Tous ces va-et-vient, tous ces déplacements industriels font entrer dans la phase du grand travail associé une part de plus en plus considérable des nations. On peut même dire d’une façon générale que le domaine de la machine ouvrière s’étend en même temps que le réseau des chemins de fer ; il s’accroît avec chaque tour de roue de locomotive sur une voie nouvellement inaugurée.
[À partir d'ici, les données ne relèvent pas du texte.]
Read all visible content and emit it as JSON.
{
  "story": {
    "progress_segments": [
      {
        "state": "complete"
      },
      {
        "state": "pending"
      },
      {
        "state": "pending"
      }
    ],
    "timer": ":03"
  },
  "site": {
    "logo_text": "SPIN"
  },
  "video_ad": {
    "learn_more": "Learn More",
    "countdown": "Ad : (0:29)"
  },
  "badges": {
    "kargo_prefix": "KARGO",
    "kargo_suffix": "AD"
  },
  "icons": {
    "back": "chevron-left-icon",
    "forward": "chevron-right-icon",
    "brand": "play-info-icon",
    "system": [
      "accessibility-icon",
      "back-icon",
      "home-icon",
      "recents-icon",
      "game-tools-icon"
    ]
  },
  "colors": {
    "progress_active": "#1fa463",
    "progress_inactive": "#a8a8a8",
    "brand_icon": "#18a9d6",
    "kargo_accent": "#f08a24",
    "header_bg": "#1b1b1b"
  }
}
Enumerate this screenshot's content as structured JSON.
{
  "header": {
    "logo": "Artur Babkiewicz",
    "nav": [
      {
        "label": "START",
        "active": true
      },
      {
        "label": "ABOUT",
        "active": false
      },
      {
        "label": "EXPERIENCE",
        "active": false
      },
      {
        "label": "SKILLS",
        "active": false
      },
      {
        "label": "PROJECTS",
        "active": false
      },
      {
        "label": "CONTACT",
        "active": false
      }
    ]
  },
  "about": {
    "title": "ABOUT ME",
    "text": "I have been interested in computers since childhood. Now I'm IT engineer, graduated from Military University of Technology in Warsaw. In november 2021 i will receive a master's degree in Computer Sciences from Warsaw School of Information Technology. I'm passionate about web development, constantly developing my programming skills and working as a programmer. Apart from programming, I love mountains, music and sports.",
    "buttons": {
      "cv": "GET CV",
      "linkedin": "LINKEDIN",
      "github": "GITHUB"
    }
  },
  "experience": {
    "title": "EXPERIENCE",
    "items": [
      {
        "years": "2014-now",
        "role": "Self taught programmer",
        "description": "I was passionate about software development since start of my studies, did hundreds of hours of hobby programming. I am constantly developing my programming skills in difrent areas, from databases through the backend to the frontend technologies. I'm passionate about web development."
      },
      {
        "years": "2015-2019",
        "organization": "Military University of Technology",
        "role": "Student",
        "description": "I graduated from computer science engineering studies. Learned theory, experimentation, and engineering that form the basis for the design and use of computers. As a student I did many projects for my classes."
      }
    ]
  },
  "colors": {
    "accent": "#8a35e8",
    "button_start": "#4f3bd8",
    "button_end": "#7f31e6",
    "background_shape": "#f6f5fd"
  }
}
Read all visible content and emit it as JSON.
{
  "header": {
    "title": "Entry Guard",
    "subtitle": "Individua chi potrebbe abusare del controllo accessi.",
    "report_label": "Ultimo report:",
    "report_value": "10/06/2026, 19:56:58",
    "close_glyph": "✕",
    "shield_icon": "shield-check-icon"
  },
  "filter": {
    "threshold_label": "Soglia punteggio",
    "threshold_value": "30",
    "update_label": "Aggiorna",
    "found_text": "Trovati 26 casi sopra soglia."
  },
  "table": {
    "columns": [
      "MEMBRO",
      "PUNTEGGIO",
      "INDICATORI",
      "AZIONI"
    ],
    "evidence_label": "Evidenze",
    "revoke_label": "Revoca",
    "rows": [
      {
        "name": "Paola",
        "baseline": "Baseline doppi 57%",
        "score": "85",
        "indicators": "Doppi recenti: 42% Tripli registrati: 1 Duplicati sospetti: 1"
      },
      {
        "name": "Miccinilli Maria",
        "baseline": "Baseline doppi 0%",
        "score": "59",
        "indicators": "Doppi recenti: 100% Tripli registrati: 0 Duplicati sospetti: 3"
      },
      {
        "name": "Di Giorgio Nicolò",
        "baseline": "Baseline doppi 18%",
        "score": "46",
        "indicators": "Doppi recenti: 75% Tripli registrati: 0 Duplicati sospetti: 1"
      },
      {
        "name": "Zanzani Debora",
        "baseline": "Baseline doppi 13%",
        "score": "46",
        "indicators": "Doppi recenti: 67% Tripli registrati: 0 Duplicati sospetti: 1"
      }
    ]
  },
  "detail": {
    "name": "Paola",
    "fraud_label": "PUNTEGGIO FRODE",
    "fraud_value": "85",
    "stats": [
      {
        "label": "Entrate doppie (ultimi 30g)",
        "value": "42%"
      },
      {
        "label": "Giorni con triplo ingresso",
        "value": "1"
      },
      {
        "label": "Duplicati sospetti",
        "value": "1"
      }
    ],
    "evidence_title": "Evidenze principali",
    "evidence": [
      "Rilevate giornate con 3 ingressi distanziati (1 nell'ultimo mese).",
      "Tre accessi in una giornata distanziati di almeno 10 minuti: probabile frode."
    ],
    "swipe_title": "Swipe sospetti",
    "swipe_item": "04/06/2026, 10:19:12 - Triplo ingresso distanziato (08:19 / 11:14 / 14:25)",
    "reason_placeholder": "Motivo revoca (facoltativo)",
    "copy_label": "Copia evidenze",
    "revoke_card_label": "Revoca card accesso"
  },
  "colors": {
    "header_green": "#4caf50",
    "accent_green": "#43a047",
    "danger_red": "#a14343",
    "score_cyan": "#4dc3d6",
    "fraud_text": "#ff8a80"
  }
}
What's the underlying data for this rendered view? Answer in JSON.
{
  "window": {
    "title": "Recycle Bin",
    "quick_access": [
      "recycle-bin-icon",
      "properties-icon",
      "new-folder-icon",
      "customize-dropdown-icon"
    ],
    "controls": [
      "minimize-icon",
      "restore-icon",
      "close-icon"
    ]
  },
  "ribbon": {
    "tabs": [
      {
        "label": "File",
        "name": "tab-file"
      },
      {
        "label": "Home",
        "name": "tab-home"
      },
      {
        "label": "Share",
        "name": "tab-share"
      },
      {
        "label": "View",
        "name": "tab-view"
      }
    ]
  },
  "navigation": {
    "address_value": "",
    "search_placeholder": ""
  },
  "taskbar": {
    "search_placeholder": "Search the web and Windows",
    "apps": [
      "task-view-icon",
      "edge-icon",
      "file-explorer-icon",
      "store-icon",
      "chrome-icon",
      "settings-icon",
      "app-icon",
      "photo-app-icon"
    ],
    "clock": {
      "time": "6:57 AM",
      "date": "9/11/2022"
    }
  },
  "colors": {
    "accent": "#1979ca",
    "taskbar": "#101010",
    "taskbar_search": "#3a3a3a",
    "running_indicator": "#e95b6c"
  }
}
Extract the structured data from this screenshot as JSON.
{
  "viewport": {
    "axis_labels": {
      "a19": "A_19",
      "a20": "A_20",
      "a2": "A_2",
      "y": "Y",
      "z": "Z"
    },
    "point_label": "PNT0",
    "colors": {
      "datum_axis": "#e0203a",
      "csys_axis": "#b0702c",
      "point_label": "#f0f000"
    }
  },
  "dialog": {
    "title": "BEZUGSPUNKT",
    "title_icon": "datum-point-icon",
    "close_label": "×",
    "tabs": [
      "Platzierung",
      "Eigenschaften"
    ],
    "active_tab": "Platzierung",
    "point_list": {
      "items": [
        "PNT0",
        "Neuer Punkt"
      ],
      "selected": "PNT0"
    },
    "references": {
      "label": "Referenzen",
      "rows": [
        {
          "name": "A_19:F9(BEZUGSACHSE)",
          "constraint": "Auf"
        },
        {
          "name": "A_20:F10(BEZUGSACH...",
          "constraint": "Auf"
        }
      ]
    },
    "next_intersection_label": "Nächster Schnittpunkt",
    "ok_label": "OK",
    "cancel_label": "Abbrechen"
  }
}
Dans les contrées récemment ouvertes à la civilisation matérielle, les progrès sont d’autant plus rapides qu’il n’y a pas à déblayer les restes d’un encombrant passé ; on peut se mettre aussitôt à la besogne sans léser d’antiques intérêts sauvegardés par des traités, des habitudes de convenances et le respect traditionnel. Aussi le voyageur qui débarque au Nouveau Monde est-il étonné quand, dans une ville de fondation récente, surgissant à peine du marécage ou de la forêt, telle que Juiz-de-Forà ou Bello-Horizonte, il voit tout un magnifique outillage d’édilité confortable et luxueux qui manquera longtemps encore à des cités vénérables d’Europe, glorieuses et civilisées depuis des siècles, telles que Sens, La Rochelle ou Montpellier, Louvain ou Oxford.

Le mouvement qui entraîne le monde moderne dans son orbite s’est produit d’une manière tellement rapide que la Russie — pour citer seulement la nation d’Europe la plus puissante numériquement — ne s’est pas donné la peine de parcourir les voies accoutumées de la civilisation historique ; elle a pris, pour ainsi dire, les sentiers de traverse. Il y a moins d’un siècle, l’immense empire n’avait encore que des pistes frayées par les pas des hommes et les larges chemins rayés d’ornières qui serpentent dans les champs et les steppes ; la première chaussée fut construite dix ans après la retraite de Moscou, en 1822, entre Saint-Pétersbourg et Strelna. Le pays s’est donné tout un réseau de

  1. Victor Bérard, Revue de Paris, 15 janvier 1899.